Intervention de Liliana Tanguy

Séance en hémicycle du jeudi 17 février 2022 à 9h00
Création de l'organisation internationale pour les aides à la navigation maritime — Discussion générale

Photo issue du site de l'Assemblée nationale ou de WikipediaLiliana Tanguy :

L'Association internationale de signalisation maritime, créée en 1957 par une vingtaine de pays, dont la France, avait originellement pour but d'homogénéiser et d'améliorer la qualité du balisage maritime. Cette mission, qui revient au service des phares et balises, revêt une importance capitale pour les territoires maritimes comme ceux de ma circonscription, dans le Finistère : la navigation au large de la pointe du Raz est particulièrement dangereuse. M. le rapporteur a rappelé combien la catastrophe de l'Amoco Cadiz, qui a marqué les esprits, fut désastreuse pour les côtes ainsi que pour la flore et la faune marines.

L'AISM a vocation à renforcer la sécurité et l'efficacité de la navigation maritime en contribuant à l'amélioration et à l'harmonisation des aides à la navigation, qui sont essentielles pour la sécurité en mer.
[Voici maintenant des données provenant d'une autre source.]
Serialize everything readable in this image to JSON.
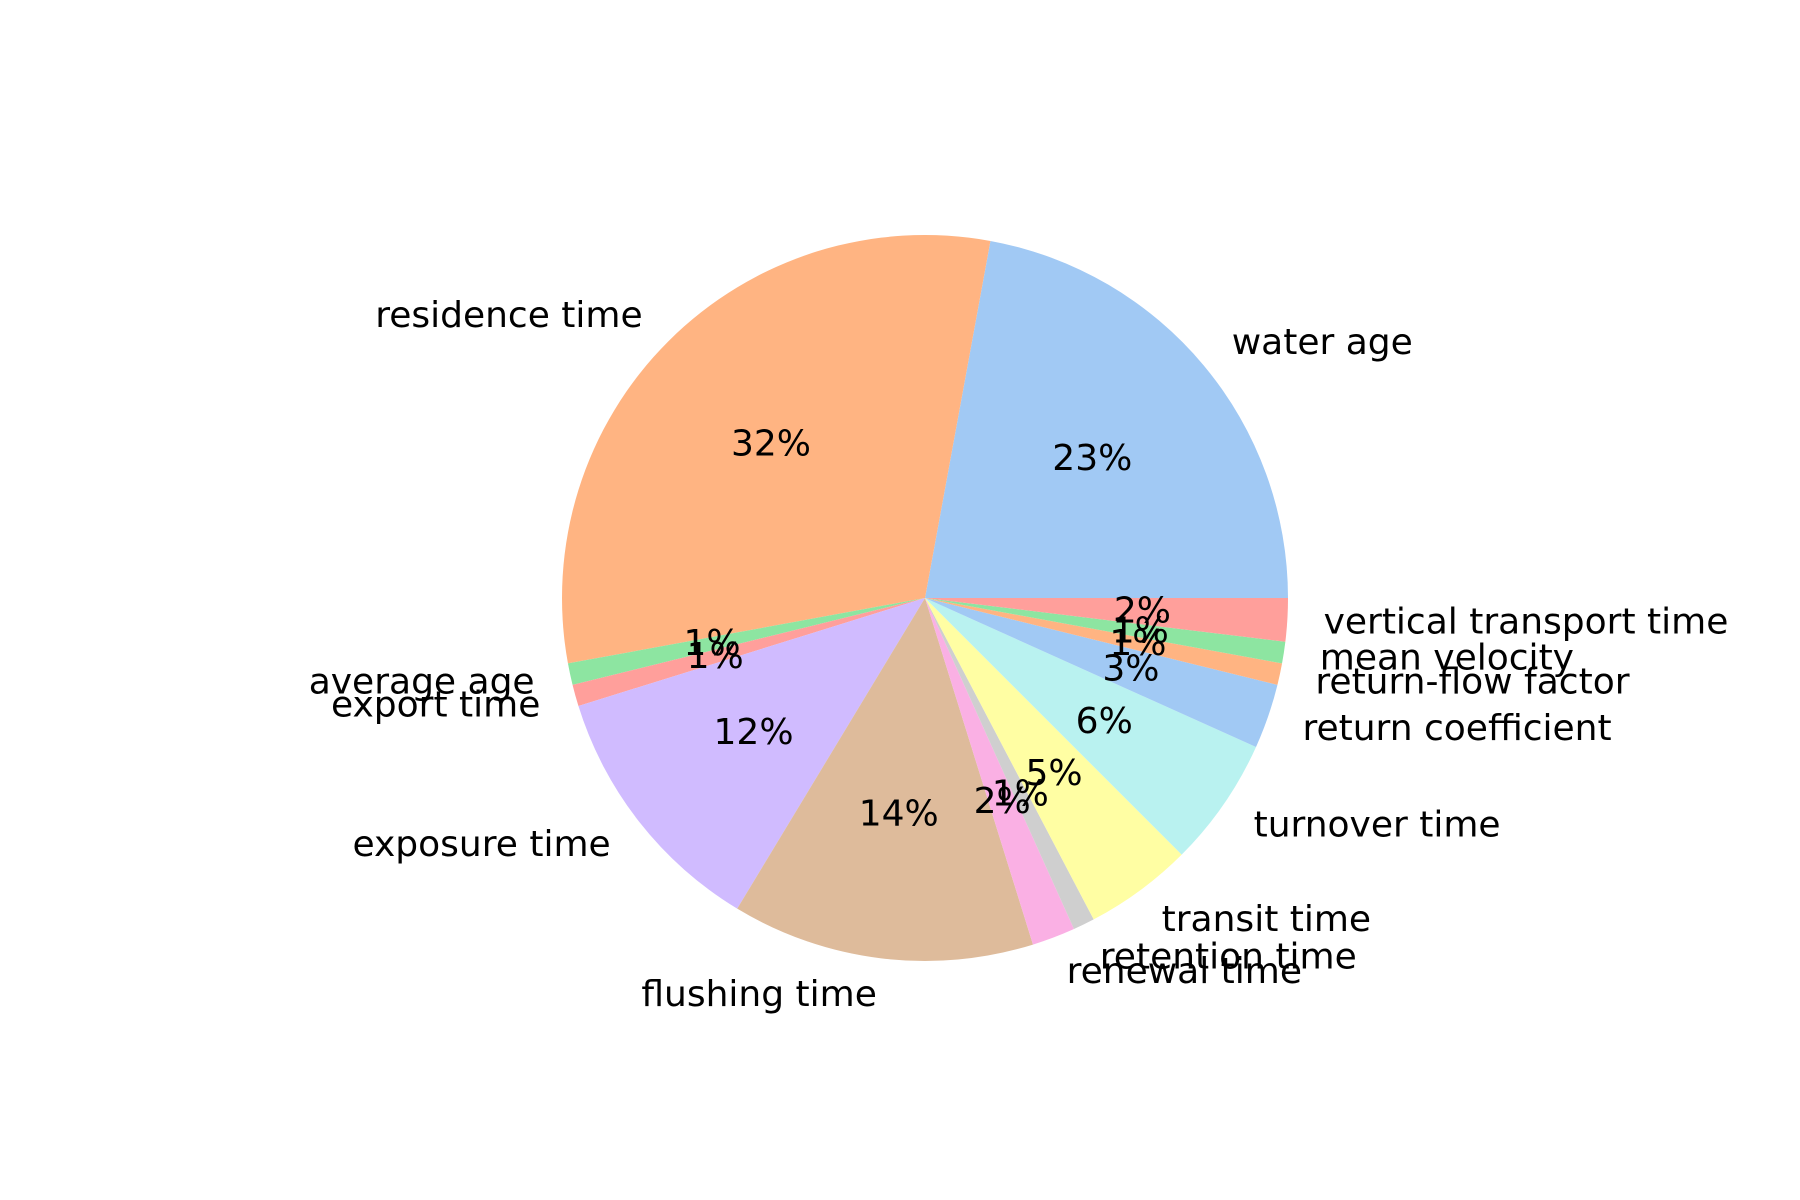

Elle a contribué, tout au long de son histoire, à l'élaboration d'initiatives majeures et reconnues par l'OMI, telles que le système de balisage maritime (MBS), utilisé à l'échelle mondiale et référencé dans la convention pour la sauvegarde de la vie humaine en mer, dite SOLAS, de 1974. Le ministre délégué l'a souligné : l'AISM a aussi développé l'AIS, qui renforce à la fois la sécurité et la sûreté maritime, donc le trafic maritime.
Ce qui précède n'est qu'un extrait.